Bogor, Denting.id – Pemerintah Kota (Pemkot) Bogor mencatatkan rapor hijau pada indikator makro pembangunan sepanjang tahun 2025. Berdasarkan data terbaru Badan Pusat Statistik (BPS), Kota Hujan mengalami peningkatan Indeks Pembangunan Manusia (IPM) yang signifikan, dibarengi dengan penurunan angka inflasi, kemiskinan, serta tingkat pengangguran.

Wali Kota Bogor, Dedie A. Rachim, menegaskan bahwa tren positif ini merupakan pondasi awal yang kuat untuk memacu pertumbuhan ekonomi lebih masif di tahun kedua kepemimpinannya.

Usai memimpin rapat pimpinan di Bumi Ageung Batutulis, Jumat (20/2/2026), Dedie mengingatkan seluruh jajaran perangkat daerah agar tidak cepat berpuas diri. Ia menekankan bahwa tahun 2026 harus menjadi momentum akselerasi, terutama dalam bidang pendidikan, sosial, dan infrastruktur.

“Harus terus dikuatkan, jadi tidak boleh kendor. Ini baru tahun pertama dan ada rencana-rencana kegiatan yang akan mengakselerasi penurunan kemiskinan, peningkatan kesejahteraan, termasuk pembangunan infrastruktur, serta bidang pendidikan dan sosial,” tegas Dedie Rachim.

Salah satu fokus utama ke depan adalah penciptaan lapangan kerja melalui penyederhanaan birokrasi perizinan. Dedie menilai, kemudahan izin usaha merupakan kunci utama untuk menarik investasi yang berujung pada penyerapan tenaga kerja lokal.

Sinergi antar-instansi pun diperkuat untuk memastikan setiap kebijakan yang diambil saling menopang dalam menggelorakan semangat “Bogor yang Lebih Baik”.

Namun, Dedie juga memberikan catatan kritis terkait efektivitas penyaluran bantuan sosial.
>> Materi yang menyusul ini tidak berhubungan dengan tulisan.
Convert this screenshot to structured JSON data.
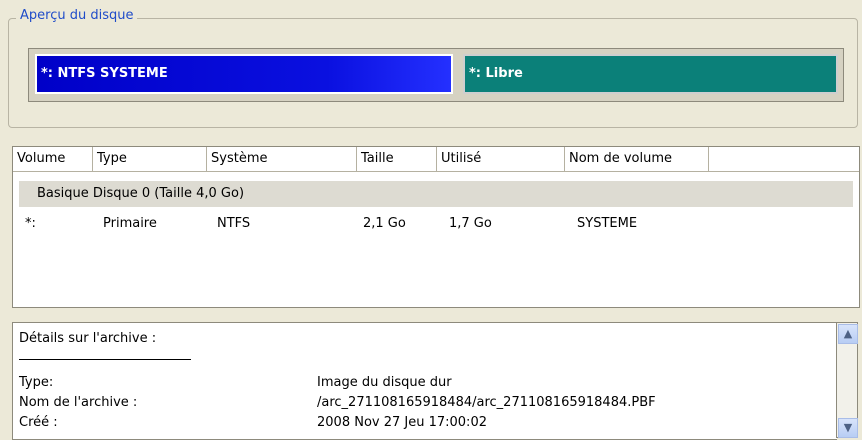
{
  "overview": {
    "title": "Aperçu du disque",
    "partitions": [
      {
        "label": "*: NTFS SYSTEME",
        "color": "#0a10e0"
      },
      {
        "label": "*: Libre",
        "color": "#0b8079"
      }
    ]
  },
  "table": {
    "columns": [
      "Volume",
      "Type",
      "Système",
      "Taille",
      "Utilisé",
      "Nom de volume"
    ],
    "group_label": "Basique Disque 0 (Taille 4,0 Go)",
    "rows": [
      {
        "volume": "*:",
        "type": "Primaire",
        "system": "NTFS",
        "size": "2,1 Go",
        "used": "1,7 Go",
        "name": "SYSTEME"
      }
    ]
  },
  "details": {
    "title": "Détails sur l'archive :",
    "fields": [
      {
        "label": "Type:",
        "value": "Image du disque dur"
      },
      {
        "label": "Nom de l'archive :",
        "value": "/arc_271108165918484/arc_271108165918484.PBF"
      },
      {
        "label": "Créé :",
        "value": "2008 Nov 27 Jeu 17:00:02"
      }
    ]
  },
  "scrollbar": {
    "up_icon": "chevron-up-icon",
    "down_icon": "chevron-down-icon"
  }
}
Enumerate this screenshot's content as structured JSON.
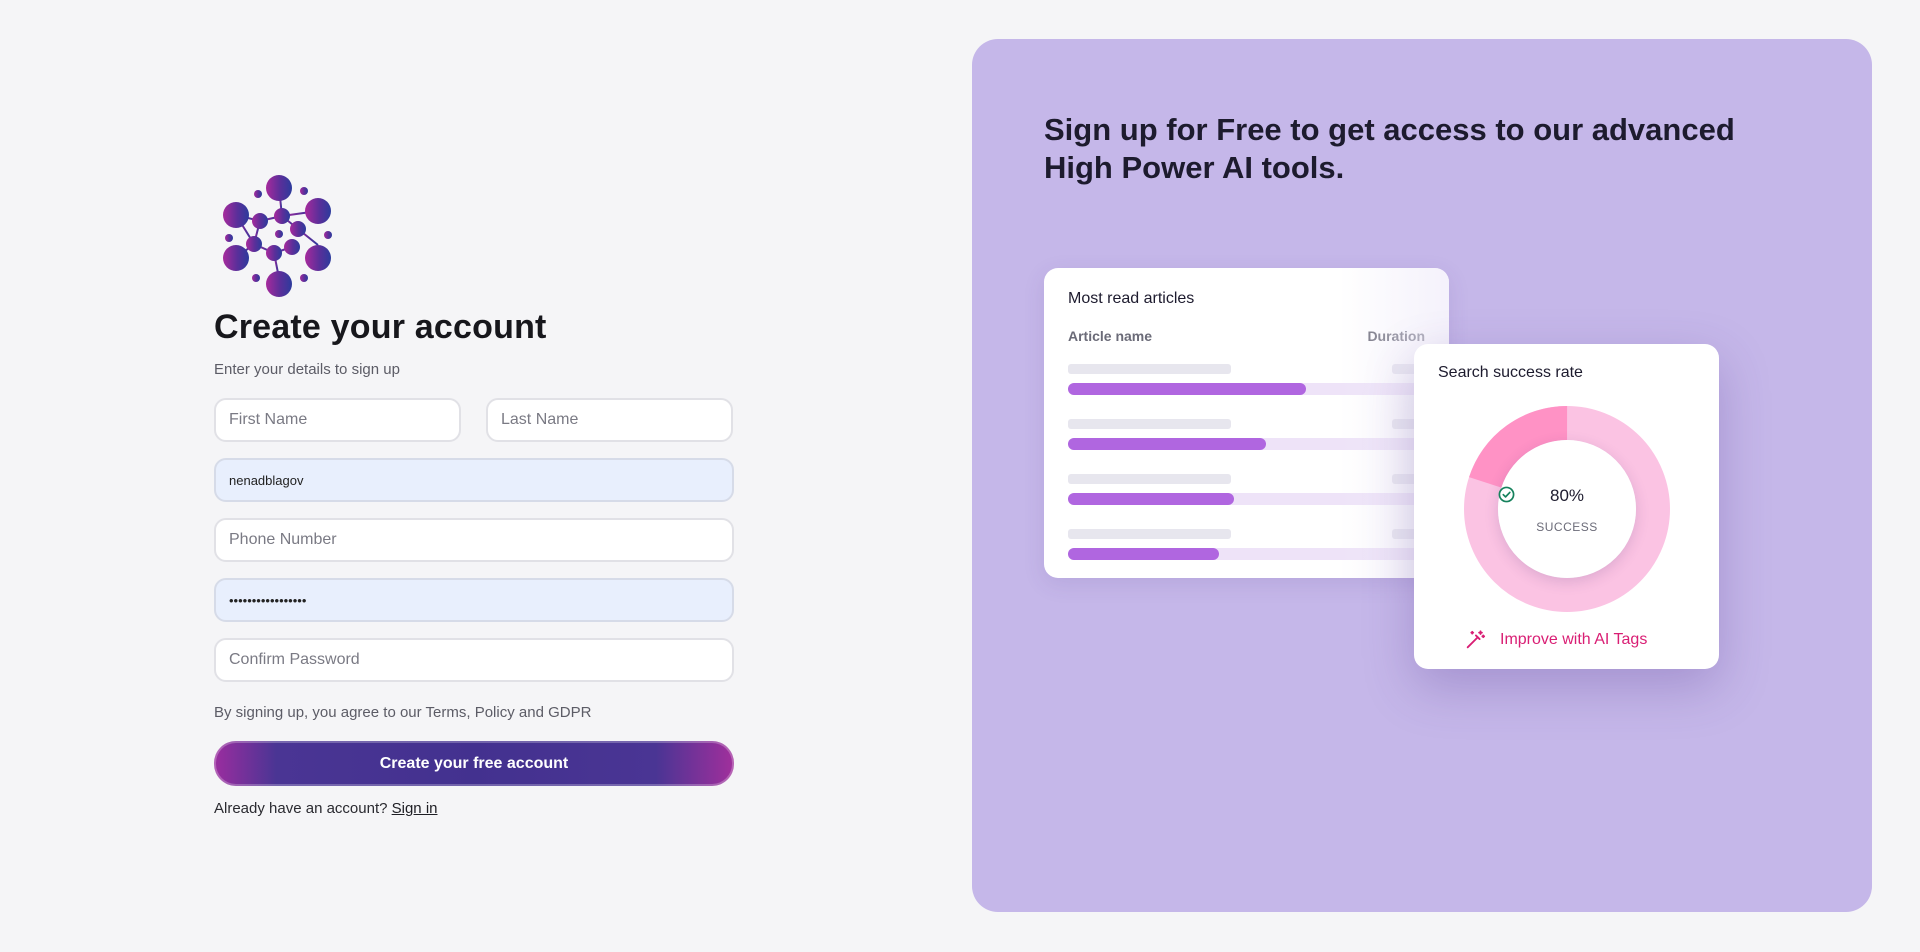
{
  "form": {
    "title": "Create your account",
    "subtitle": "Enter your details to sign up",
    "first_name_placeholder": "First Name",
    "last_name_placeholder": "Last Name",
    "username_value": "nenadblagov",
    "phone_placeholder": "Phone Number",
    "password_value": "•••••••••••••••••",
    "confirm_password_placeholder": "Confirm Password",
    "terms_text": "By signing up, you agree to our Terms, Policy and GDPR",
    "submit_label": "Create your free account",
    "signin_prompt": "Already have an account?",
    "signin_link": "Sign in"
  },
  "promo": {
    "headline": "Sign up for Free to get access to our advanced High Power AI tools.",
    "articles_card": {
      "title": "Most read articles",
      "col_name": "Article name",
      "col_duration": "Duration",
      "rows": [
        {
          "progress": 0.66
        },
        {
          "progress": 0.55
        },
        {
          "progress": 0.46
        },
        {
          "progress": 0.42
        }
      ]
    },
    "rate_card": {
      "title": "Search success rate",
      "percent_text": "80%",
      "percent_value": 80,
      "status": "SUCCESS",
      "action_label": "Improve with AI Tags"
    }
  },
  "colors": {
    "panel_bg": "#c5b7e9",
    "bar_fill": "#b066e0",
    "donut_main": "#fbc3e3",
    "donut_accent": "#ff92c5",
    "accent_pink": "#d91e74",
    "check_green": "#16825d"
  },
  "icons": {
    "logo": "molecule-dots-logo",
    "success": "check-circle-icon",
    "action": "magic-wand-icon"
  }
}
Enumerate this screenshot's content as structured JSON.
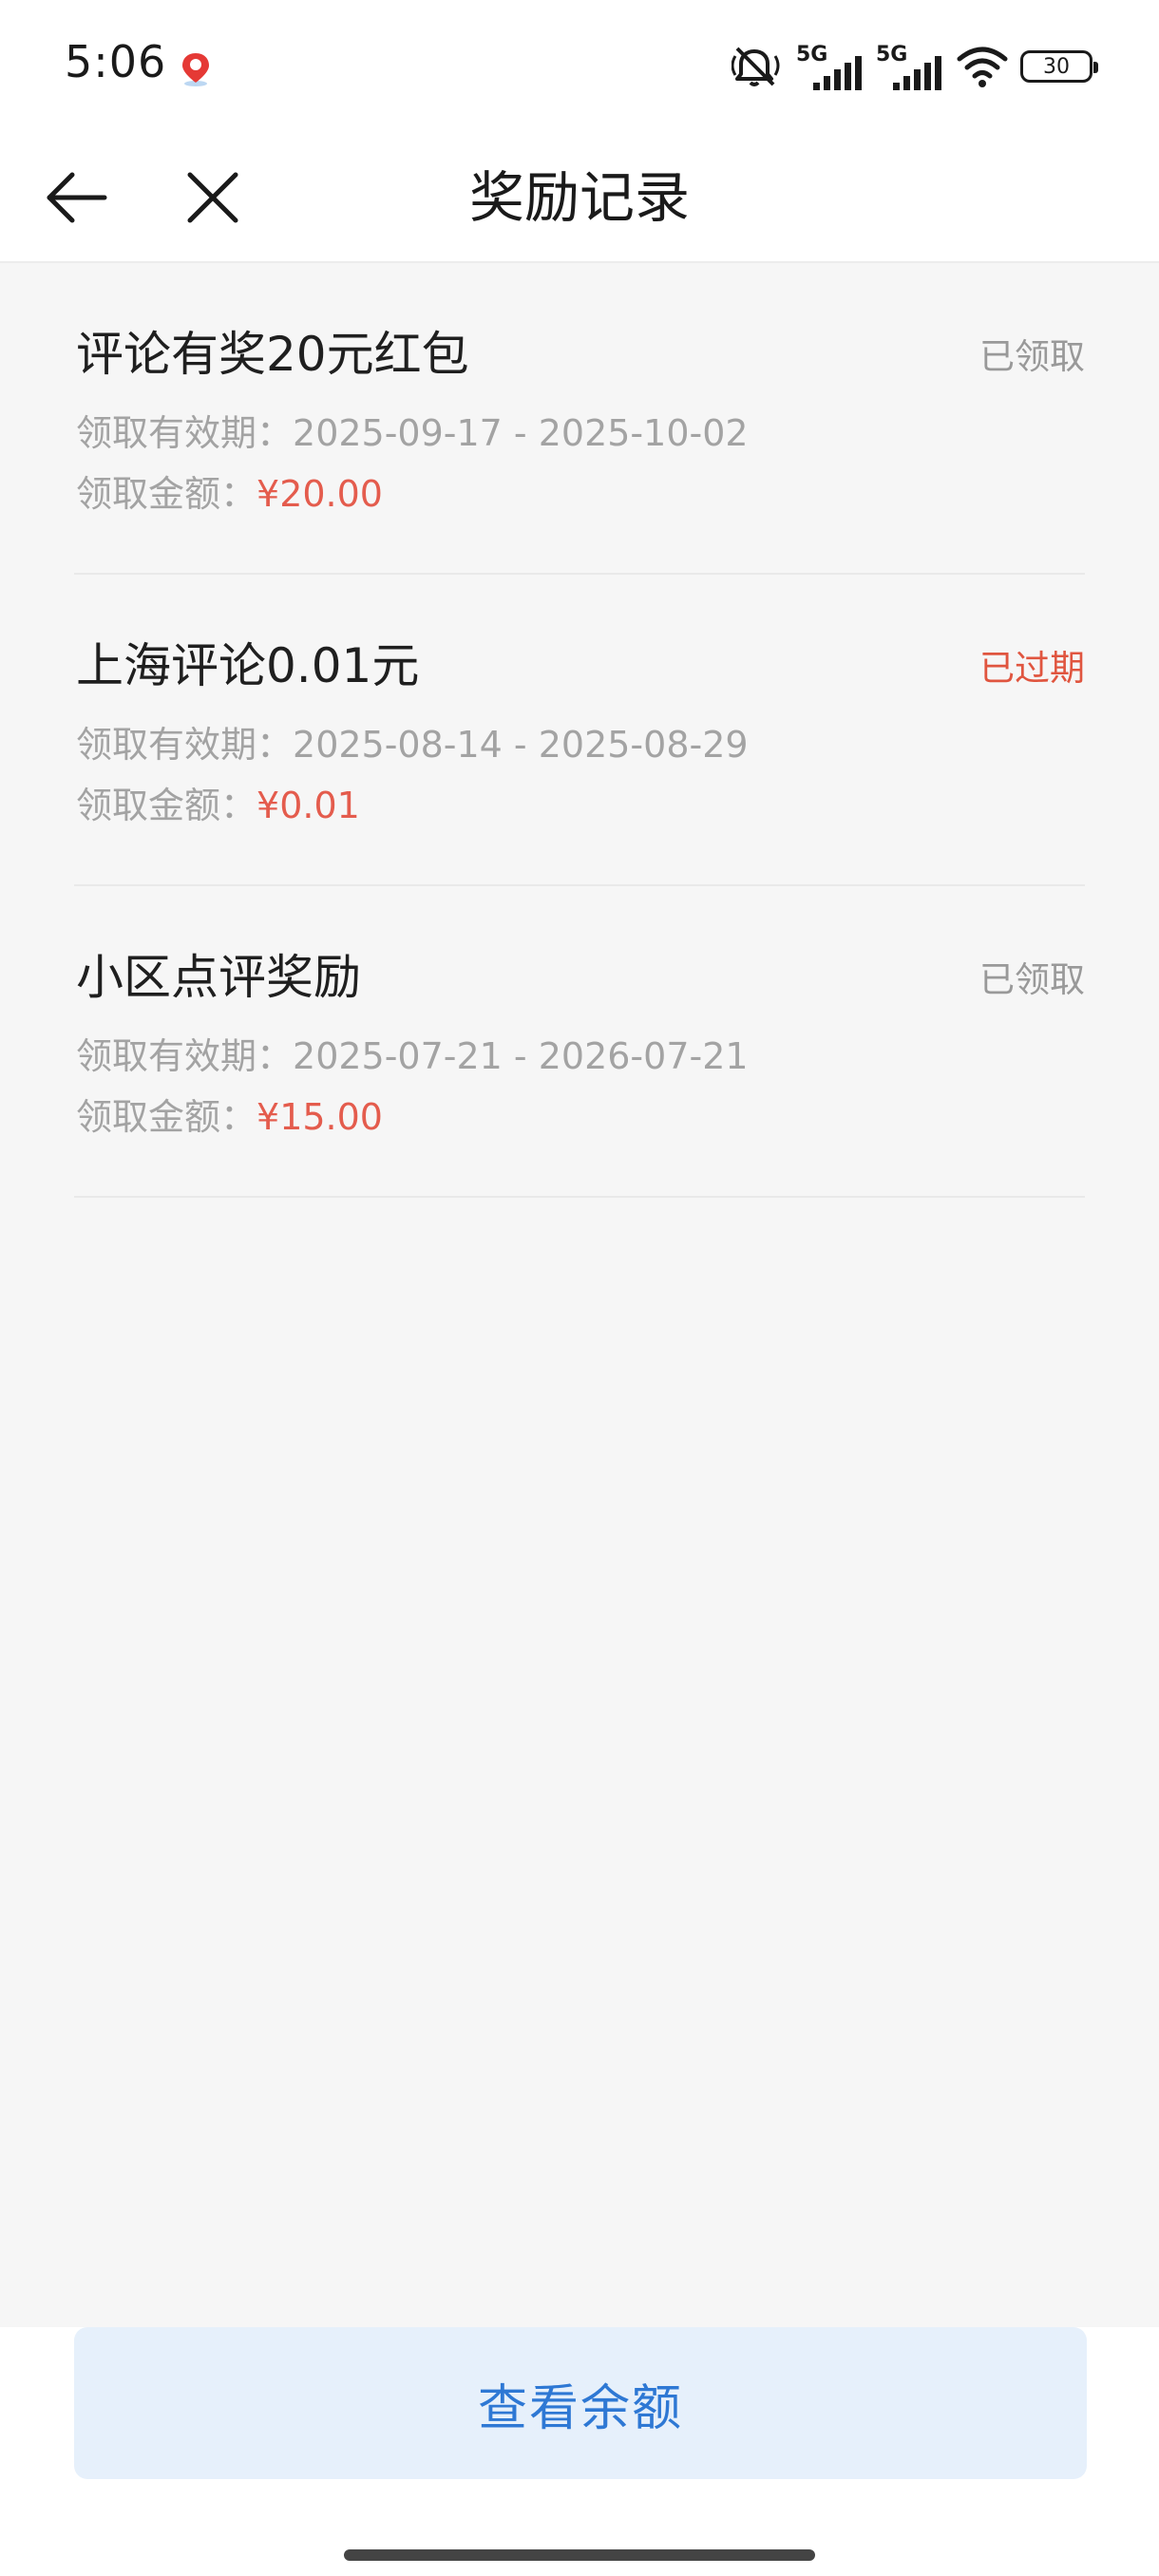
{
  "status_bar": {
    "time": "5:06",
    "app_icon": "map-pin-icon",
    "network_1": "5G",
    "network_2": "5G",
    "battery": "30",
    "icons": [
      "mute-icon",
      "signal-icon",
      "signal-icon",
      "wifi-icon",
      "battery-icon"
    ]
  },
  "nav": {
    "title": "奖励记录",
    "back_icon": "back-arrow-icon",
    "close_icon": "close-icon"
  },
  "records": [
    {
      "title": "评论有奖20元红包",
      "status": "已领取",
      "validity_label": "领取有效期：",
      "validity": "2025-09-17 - 2025-10-02",
      "amount_label": "领取金额：",
      "amount": "¥20.00"
    },
    {
      "title": "上海评论0.01元",
      "status": "已过期",
      "validity_label": "领取有效期：",
      "validity": "2025-08-14 - 2025-08-29",
      "amount_label": "领取金额：",
      "amount": "¥0.01"
    },
    {
      "title": "小区点评奖励",
      "status": "已领取",
      "validity_label": "领取有效期：",
      "validity": "2025-07-21 - 2026-07-21",
      "amount_label": "领取金额：",
      "amount": "¥15.00"
    }
  ],
  "footer": {
    "balance_button": "查看余额"
  },
  "colors": {
    "accent": "#2e78d4",
    "button_bg": "#e6f0fb",
    "amount": "#e45c4d",
    "expired": "#e0553f",
    "muted": "#999999"
  }
}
Berkaca pada pengalaman tahun 2025, ia menyoroti data penerima bantuan yang masih terfragmentasi.

Selama ini, satu keluarga prasejahtera seringkali hanya menerima satu jenis bantuan secara terpisah misalnya hanya beras atau hanya jaminan kesehatan sehingga sulit untuk benar-benar keluar dari garis kemiskinan secara permanen.

Untuk mengatasinya, Pemkot Bogor akan melakukan sinkronisasi dan perbaikan data terpadu pada tahun 2026 agar bantuan dari pusat, provinsi, dan daerah bisa difokuskan pada satu keluarga yang sama secara komprehensif.

“Kita inginnya kalau datanya betul, bisa dipertanggungjawabkan dan valid, maka yang akan diintervensi adalah satu keluarga, sehingga dalam kurun waktu tertentu dia bisa terdegradasi, bisa keluar dari prasejahtera ke sejahtera,” jelasnya.

Dengan pola intervensi terpadu ini, diharapkan keluarga penerima manfaat dapat mandiri lebih cepat dan program pengentasan kemiskinan menjadi lebih tepat sasaran.